Find the point of intersection between the line $\vec {r} = (3, \ 1, \ 2) + t(1, \ -4, \ -8)$, $s \in \mathbb {R}$ and the plane $4x + 2y - z - 8 = 0$.

answer

Since we are given the vector equation of the line, and the scalar equation of the plane, we should obtain the parametric equations of the line, and plug them into the equation, and get a value for $t$.

Once we have the value of $t$, we can determine the point at which the intersection occurs by substituting it into the line's vector equation, and solving.

So, the parametric equations of the line are:

$x = 3 + t$

$y = 1 - 4t$

$z = 2 - 8t$

Now, plug those parametric equations into the plane's scalar equation:

$\quad \quad \quad \quad \quad \quad \quad \ \ \ \, 4x + 2y - z - 8 = 0$

$4(3 + t) + 2(1 - 4t) - (2 - 8t) - 8 = 0$

$\quad \quad \, \, 12 + 4t + 2 - 8t - 2 + 8t - 8 = 0$

$\quad \quad \quad \quad \quad \quad \quad \quad \quad \quad \quad \quad \quad \ \ \ \, 4t = -4$

$\quad \quad \quad \quad \quad \quad \quad \quad \quad \quad \quad \quad \quad \quad \ \, t = -1$

Finally, find the point of intersection

$(3, \ 1, \ 2) + t(1, \ -4, \ -8)$

$= (3, \ 1, \ 2) + (-1)(1, \ -4, \ -8)$

$= (3, \ 1, \ 2) + (-1, \ 4, \ 8)$

$= (1, \ 5, \ 10)$

$\therefore$ The point at which the line and plane intersect is $(1, \ 5, \ 10)$

3. Line is parallel, but never intersects the plane

example

Show that the line with parametric equations $x = 2 + t$, $y = 2 + 2t$ and $z = 9 + 8t$ where $t \in \mathbb {R}$ does not intersect the plane $2x - 5y + z - 6 = 0$ by:

a) Substituting the parametric equations of the line into the plane

b) Using the dot product

answer

a) When we substitute the equations into line, we get:

$\quad \quad \quad \quad \quad \quad \quad \ \ \ \, 2x - 5y + z - 6 = 0$

$2(2 + t) - 5(2 + 2t) + (9 + 8t) - 6 = 0$

$\quad \ \ \, \, 4 + 2t - 10 - 10t + 9 + 8t - 6 = 0$

$\quad \quad \quad \quad \quad \quad \quad \quad \quad \quad \quad \quad \quad \, (0)t = -3$

Sinc there is no value of $t$ for which the equation is true, there is no intersection.

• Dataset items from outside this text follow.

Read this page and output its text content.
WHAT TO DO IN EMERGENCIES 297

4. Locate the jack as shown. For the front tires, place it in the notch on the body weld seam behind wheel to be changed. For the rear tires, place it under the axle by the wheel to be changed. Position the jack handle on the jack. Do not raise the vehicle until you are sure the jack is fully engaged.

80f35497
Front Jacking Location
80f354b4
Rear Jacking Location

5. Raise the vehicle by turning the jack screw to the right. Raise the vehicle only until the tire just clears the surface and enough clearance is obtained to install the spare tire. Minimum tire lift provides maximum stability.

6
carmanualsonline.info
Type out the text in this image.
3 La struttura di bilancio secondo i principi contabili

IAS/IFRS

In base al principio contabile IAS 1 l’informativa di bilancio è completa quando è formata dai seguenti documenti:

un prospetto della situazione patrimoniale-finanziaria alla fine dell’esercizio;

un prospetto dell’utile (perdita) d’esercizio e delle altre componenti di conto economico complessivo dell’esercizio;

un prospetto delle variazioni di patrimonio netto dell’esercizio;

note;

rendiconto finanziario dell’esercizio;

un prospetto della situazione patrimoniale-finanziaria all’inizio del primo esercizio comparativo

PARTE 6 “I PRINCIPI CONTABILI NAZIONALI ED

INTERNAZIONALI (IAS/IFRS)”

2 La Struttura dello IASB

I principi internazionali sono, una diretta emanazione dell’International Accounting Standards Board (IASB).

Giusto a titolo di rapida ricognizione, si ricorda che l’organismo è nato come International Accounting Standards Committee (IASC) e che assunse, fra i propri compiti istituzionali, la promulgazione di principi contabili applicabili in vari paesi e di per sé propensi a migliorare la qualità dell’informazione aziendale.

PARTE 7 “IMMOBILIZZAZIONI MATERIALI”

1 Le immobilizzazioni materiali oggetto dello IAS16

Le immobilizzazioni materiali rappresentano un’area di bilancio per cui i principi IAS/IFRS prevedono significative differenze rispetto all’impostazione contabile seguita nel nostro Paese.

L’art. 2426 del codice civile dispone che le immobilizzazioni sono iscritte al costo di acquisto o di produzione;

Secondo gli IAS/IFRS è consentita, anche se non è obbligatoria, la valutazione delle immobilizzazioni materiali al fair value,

b) To use the dot product to solve this problem, we must first find the direction vector of the line, and the normal of the plane:

The direction vector of the line is equation to $\vec {m}$, which is made up of the coefficients beside $t$ for each coordinate.

For the line in this question, the direction vector is $\vec {d}_{ \text{ line } } = (1, \ 2, \ 8)$.

Since we have the scalar equation of the plane, the normal vector of the plane is $\vec {n}_{ \text {plane} } = (2, \ -5, \ 1)$.

If the dot product of these two vectors is equal to zero, it means that the line and the plane are parallel to each other (since the direction vector of the line is orthogonal to the plane's normal).

So, $(1, \ 2, \ 8) \ \cdot \ (2, \ -5, \ 1) = (1)(2) + (2)(-5) + (8)(1) = 2 - 10 + 8 = 0$

Now we must prove that no point on the line exists on the plane.

Since we know that $(2, \ 2, \ 9)$ is a point on the line, we can just it into the plane's scalar equation to check:

$\quad \ \ \ \, \, \, 2x - 5y + z - 6 = 0$

$2(2) - 5(2) + (9) - 6 = 0$

$\quad \quad \ \ \, \, 4 - 10 + 9 - 6 = 0$

$\quad \quad \quad \quad \quad \quad \quad \ \ \ -3 \ne 0$

$\therefore$ The line does not intersect the plane.